É assim que o governo do PSDB trata os estudantes das universidades paulistas que lutam: como caso de polícia. Foi assim com a USP em 2007 e está sendo assim com os estudantes da UNICAMP que querem organizar um festival cultural e com os estudantes da UNESP que lutam por assistência estudantil aos estudantes carentes.

Importantes mobilizações em universidades particulares
E não é só em universidades públicas que os estudantes estão mobilizados. Em algumas universidades particulares, o movimento estudantil também está em luta.

É o caso dos estudantes de jornalismo da PUC-SP que estão em greve, juntamente aos professores do departamento de jornalismo da universidade. A mobilização é contra a resistência do CONSAD (Conselho de Administração) em implementar a Agência de Jornalismo, laboratório destinado aos alunos do curso. O projeto se arrasta desde 2006.

Além disso, os estudantes incorporaram à sua pauta de reivindicações a luta pela redução das mensalidades, abertura imediata de edital de bolsas, pautas essas que são tema de mobilização em vários cursos da universidade. Recentemente, alunos de diversos cursos organizaram um abaixo-assinado, e coletaram mais de 2 mil assinaturas.

No Vale do Paraíba, outras duas instituições privadas passam por mobilizações estudantis. Na UNIVAP (Universidade do Vale do Paraíba) e na UNITAU (Universidade de Taubaté), os estudantes lutam contra o aumento abusivo de mensalidades.

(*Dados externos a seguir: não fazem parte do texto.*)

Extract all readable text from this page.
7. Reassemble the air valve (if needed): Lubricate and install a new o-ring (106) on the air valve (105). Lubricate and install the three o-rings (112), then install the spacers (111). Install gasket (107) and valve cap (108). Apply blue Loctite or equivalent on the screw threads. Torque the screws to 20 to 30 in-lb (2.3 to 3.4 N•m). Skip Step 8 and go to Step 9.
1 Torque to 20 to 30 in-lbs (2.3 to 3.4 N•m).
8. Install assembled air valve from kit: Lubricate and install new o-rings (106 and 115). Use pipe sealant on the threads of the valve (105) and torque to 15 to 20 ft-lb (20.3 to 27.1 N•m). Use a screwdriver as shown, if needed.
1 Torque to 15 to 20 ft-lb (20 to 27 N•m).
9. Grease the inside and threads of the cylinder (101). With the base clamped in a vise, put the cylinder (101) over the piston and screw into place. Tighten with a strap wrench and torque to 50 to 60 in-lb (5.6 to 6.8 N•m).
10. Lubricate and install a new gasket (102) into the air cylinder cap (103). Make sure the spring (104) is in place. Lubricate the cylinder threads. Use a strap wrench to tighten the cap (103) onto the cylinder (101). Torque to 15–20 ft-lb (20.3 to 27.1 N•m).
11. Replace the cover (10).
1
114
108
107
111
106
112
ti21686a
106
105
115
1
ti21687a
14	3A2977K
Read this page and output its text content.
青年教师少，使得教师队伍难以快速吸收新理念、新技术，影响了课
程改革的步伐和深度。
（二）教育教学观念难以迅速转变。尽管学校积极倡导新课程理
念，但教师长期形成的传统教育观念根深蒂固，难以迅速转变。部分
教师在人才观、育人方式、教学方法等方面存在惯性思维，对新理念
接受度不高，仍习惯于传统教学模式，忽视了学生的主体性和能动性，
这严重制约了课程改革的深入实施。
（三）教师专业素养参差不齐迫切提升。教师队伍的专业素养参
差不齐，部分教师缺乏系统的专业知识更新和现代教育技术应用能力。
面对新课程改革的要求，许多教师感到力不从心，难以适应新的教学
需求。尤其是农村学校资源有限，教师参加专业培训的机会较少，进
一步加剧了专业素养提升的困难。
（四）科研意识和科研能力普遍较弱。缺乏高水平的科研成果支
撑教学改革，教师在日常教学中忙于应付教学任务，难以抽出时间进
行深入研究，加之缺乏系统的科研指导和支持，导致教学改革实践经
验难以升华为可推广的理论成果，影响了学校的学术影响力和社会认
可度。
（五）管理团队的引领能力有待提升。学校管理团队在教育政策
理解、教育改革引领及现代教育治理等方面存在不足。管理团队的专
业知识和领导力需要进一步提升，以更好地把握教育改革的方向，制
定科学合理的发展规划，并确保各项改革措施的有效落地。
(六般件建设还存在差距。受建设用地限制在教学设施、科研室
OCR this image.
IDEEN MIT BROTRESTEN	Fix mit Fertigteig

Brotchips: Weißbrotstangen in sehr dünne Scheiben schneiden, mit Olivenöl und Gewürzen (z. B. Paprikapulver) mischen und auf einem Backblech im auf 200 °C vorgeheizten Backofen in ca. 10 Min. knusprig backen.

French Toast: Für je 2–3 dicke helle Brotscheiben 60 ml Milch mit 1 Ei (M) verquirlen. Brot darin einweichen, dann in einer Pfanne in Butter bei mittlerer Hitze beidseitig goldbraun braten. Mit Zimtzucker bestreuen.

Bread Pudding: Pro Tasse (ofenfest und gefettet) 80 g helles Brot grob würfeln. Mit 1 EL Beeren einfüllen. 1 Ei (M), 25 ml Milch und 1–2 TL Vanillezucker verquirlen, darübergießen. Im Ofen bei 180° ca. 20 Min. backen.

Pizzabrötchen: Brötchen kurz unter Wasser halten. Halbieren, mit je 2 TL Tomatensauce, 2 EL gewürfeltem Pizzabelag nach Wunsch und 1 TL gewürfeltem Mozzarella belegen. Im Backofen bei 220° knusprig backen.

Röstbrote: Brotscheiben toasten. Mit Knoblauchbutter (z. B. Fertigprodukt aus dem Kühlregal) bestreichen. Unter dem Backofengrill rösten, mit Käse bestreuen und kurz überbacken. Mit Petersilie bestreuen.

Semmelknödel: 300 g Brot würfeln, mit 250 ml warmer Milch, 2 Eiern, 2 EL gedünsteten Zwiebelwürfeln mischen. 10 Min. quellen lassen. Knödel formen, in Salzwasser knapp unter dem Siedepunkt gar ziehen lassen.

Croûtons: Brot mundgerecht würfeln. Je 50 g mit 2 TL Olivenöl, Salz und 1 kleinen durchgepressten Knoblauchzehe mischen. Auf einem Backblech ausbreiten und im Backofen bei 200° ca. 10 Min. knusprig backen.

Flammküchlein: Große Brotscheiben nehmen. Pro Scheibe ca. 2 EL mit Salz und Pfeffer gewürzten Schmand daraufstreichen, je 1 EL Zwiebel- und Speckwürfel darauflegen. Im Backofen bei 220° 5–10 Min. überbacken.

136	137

Na UNIVAP, inclusive, a reitoria teve que recuar de sua proposta de aumento após dois dias de mobilização estudantil. O aumento de 17% nas mensalidades de 2011 foi contestado pelos estudantes que se organizaram e impuseram um recuo para a reitoria, que agora criou uma comissão para rever os índices do reajuste.

No dia 3 os estudantes realizam uma assembléia para decidir os próximos passos do movimento, frente à atitude da reitoria. É preciso que os estudantes sigam mobilizados para não permitir novos ataques.

Na UNITAU, a situação não é diferente. A reitoria também propôs aumento abusivo e os estudantes começam a se mobilizar. É preciso se apoiar na mobilização dos estudantes da UNIVAP e também impor uma derrota à reitoria.

O papel da ANEL-SP nessas mobilizações
Como era de se esperar, a União Nacional dos Estudantes não vem cumprindo papel algum em nenhuma dessas importantes mobilizações. A ANEL (Assembléia Nacional dos Estudantes – Livre), por outro lado, tem buscado impulsioná-las.

Mais do que a importância específica de cada uma dessas lutas, é preciso enxergar o potencial que elas têm de contagiar o conjunto do movimento estudantil paulista para as lutas que ainda virão.

Nunca é demais lembrar que o próximo ano pode ser muito importante. Seja porque teremos um primeiro ano de governo Geraldo Alckmin (PSDB), aqui em São Paulo, seja porque teremos mais quatro anos de governo do PT, com a recente eleição de Dilma Roussef, a nível federal. Não temos dúvida que essa dupla vai seguir atacando a Educação, como foi feito nos últimos anos por seus antecessores. E é preciso, desde já, organizar a resistência.

Mas, por outro lado, ano que vem também é ano de 1º Congresso da ANEL. Esse pode ser um Congresso muito importante para a entidade e para o movimento estudantil brasileiro organizar as lutas que virão no ano que vem. A construção do Congresso deve se basear nessas lutas.

Por isso, cada uma dessas mobilizações que estão acontecendo nesse final de 2010, pode ser um importante instrumento para preparar as mobilizações de 2011. A ANEL tem que atuar nessas mobilizações, a fim de impulsioná-las e de unificá-las, afinal, a despeito de suas particularidades, todas elas têm inimigos comuns: os governos e as reitorias que implementam as políticas de ataque à educação.

No próximo dia 6 de novembro, a ANEL-SP realizará sua 3ª Assembléia Estadual, em São Paulo. Essa Assembléia deve servir como um ponto de apoio para as mobilizações que estão acontecendo em todo o Estado. É preciso fazer o convite para que o ativismo dessas lutas participe da Assembléia, para que possamos fazer da ANEL, cada dia mais, uma alternativa de organização para as principais mobilizações estudantis do Estado de São Paulo e de todo o Brasil.